In the last morning of the camp in Bohinj we decided to use undercase_separated names instead of CamelCase. We have been steadily converting them and the deprecation utilities by Aleš help a lot. We just list the name changes for class attributes or arguments and their renaming is handled gracefully; they also remain accessible with the old names. Therefore, the code does not need to be duplicated to ensure backwards compatibility.

A simple example from the documentation of bagging and boosting.

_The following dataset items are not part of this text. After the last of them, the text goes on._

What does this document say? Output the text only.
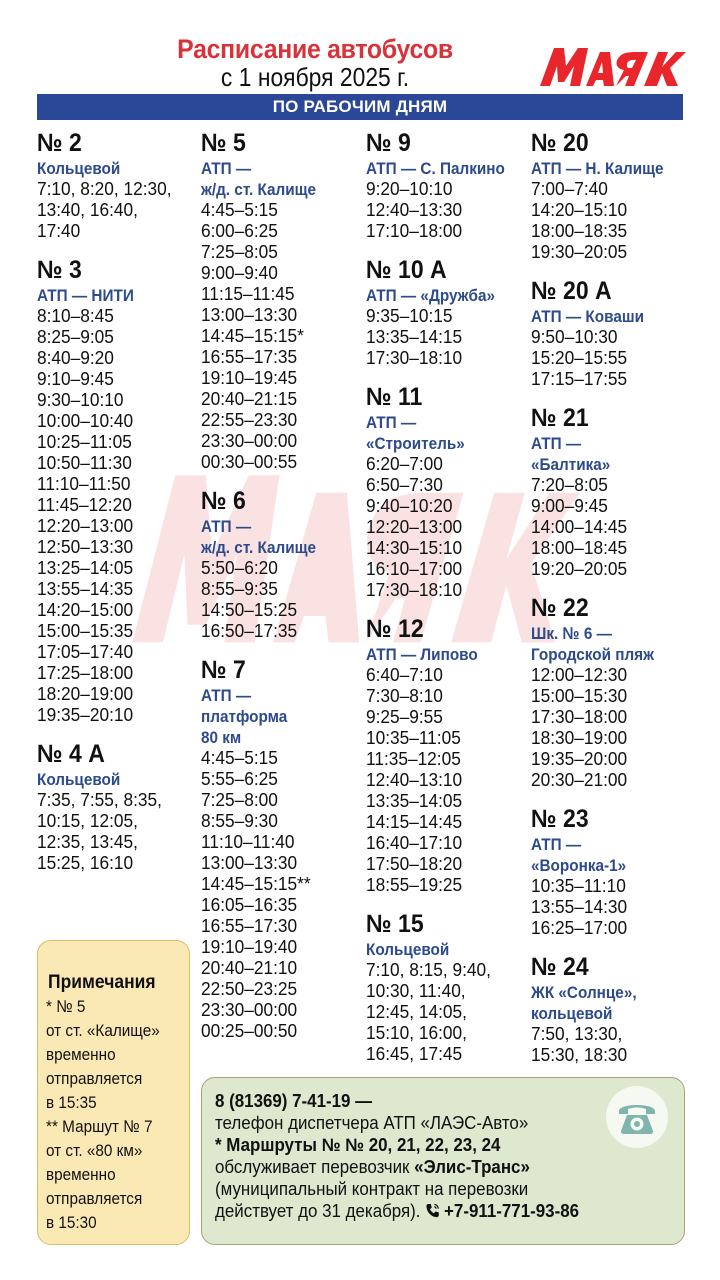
Расписание автобусов
с 1 ноября 2025 г.
ПО РАБОЧИМ ДНЯМ
№ 2
Кольцевой
7:10, 8:20, 12:30,
13:40, 16:40,
17:40
№ 3
АТП — НИТИ
8:10–8:45
8:25–9:05
8:40–9:20
9:10–9:45
9:30–10:10
10:00–10:40
10:25–11:05
10:50–11:30
11:10–11:50
11:45–12:20
12:20–13:00
12:50–13:30
13:25–14:05
13:55–14:35
14:20–15:00
15:00–15:35
17:05–17:40
17:25–18:00
18:20–19:00
19:35–20:10
№ 4 А
Кольцевой
7:35, 7:55, 8:35,
10:15, 12:05,
12:35, 13:45,
15:25, 16:10
№ 5
АТП —
ж/д. ст. Калище
4:45–5:15
6:00–6:25
7:25–8:05
9:00–9:40
11:15–11:45
13:00–13:30
14:45–15:15*
16:55–17:35
19:10–19:45
20:40–21:15
22:55–23:30
23:30–00:00
00:30–00:55
№ 6
АТП —
ж/д. ст. Калище
5:50–6:20
8:55–9:35
14:50–15:25
16:50–17:35
№ 7
АТП —
платформа
80 км
4:45–5:15
5:55–6:25
7:25–8:00
8:55–9:30
11:10–11:40
13:00–13:30
14:45–15:15**
16:05–16:35
16:55–17:30
19:10–19:40
20:40–21:10
22:50–23:25
23:30–00:00
00:25–00:50
№ 9
АТП — С. Палкино
9:20–10:10
12:40–13:30
17:10–18:00
№ 10 А
АТП — «Дружба»
9:35–10:15
13:35–14:15
17:30–18:10
№ 11
АТП —
«Строитель»
6:20–7:00
6:50–7:30
9:40–10:20
12:20–13:00
14:30–15:10
16:10–17:00
17:30–18:10
№ 12
АТП — Липово
6:40–7:10
7:30–8:10
9:25–9:55
10:35–11:05
11:35–12:05
12:40–13:10
13:35–14:05
14:15–14:45
16:40–17:10
17:50–18:20
18:55–19:25
№ 15
Кольцевой
7:10, 8:15, 9:40,
10:30, 11:40,
12:45, 14:05,
15:10, 16:00,
16:45, 17:45
№ 20
АТП — Н. Калище
7:00–7:40
14:20–15:10
18:00–18:35
19:30–20:05
№ 20 А
АТП — Коваши
9:50–10:30
15:20–15:55
17:15–17:55
№ 21
АТП —
«Балтика»
7:20–8:05
9:00–9:45
14:00–14:45
18:00–18:45
19:20–20:05
№ 22
Шк. № 6 —
Городской пляж
12:00–12:30
15:00–15:30
17:30–18:00
18:30–19:00
19:35–20:00
20:30–21:00
№ 23
АТП —
«Воронка-1»
10:35–11:10
13:55–14:30
16:25–17:00
№ 24
ЖК «Солнце»,
кольцевой
7:50, 13:30,
15:30, 18:30
Примечания
* № 5
от ст. «Калище»
временно
отправляется
в 15:35
** Маршут № 7
от ст. «80 км»
временно
отправляется
в 15:30
8 (81369) 7-41-19 —
телефон диспетчера АТП «ЛАЭС-Авто»
* Маршруты № № 20, 21, 22, 23, 24
обслуживает перевозчик «Элис-Транс»
(муниципальный контракт на перевозки
действует до 31 декабря).  +7-911-771-93-86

The old version first:

import orange, orngEnsemble, orngTree
import orngTest, orngStat

tree = orngTree.TreeLearner(mForPruning=2, name="tree")
bs = orngEnsemble.BoostedLearner(tree, name="boosted tree")
bg = orngEnsemble.BaggedLearner(tree, name="bagged tree")

data = orange.ExampleTable("lymphography.tab")

learners = [tree, bs, bg]
results = orngTest.crossValidation(learners, data, folds=3)
print "Classification Accuracy:"
for i in range(len(learners)):
    print ("%15s: %5.3f") % (learners[i].name, orngStat.CA(results)[i])

Orange 2.5 version:

import Orange

tree = Orange.classification.tree.TreeLearner(m_pruning=2, name="tree")
bs = Orange.ensemble.boosting.BoostedLearner(tree, name="boosted tree")
bg = Orange.ensemble.bagging.BaggedLearner(tree, name="bagged tree")

table = Orange.data.Table("lymphography.tab")

learners = [tree, bs, bg]
results = Orange.evaluation.testing.cross_validation(learners, table, folds=3)
print "Classification Accuracy:"
for i in range(len(learners)):
    print ("%15s: %5.3f") % (learners[i].name, Orange.evaluation.scoring.CA(results)[i])

In new Orange we only need to import a single module, Orange, the root of the new hierarchy.

Data loading speedups

Orange has been loading data faster since the end of February, especially if there are many attributes in the file.

Quick comparisons between the old new versions, measured on my computer:

  • adult.tab (32561 examples, 15 attributes): old version = 1.41s, new version = 0.86s.
  • DLBCL.tab (77 examples, 7071 attributes): old version = 2.72s, new version = 0.93s.
  • GDS1962.tab (104 examples, 31837 attributes): old version = 33.5s, new version = 6.6s.

The speedups were obtained with:

  • reuse of a buffer for parsing,
  • skipping type detection for attributes with known types, and
  • by keeping attributes in a different data structure internally.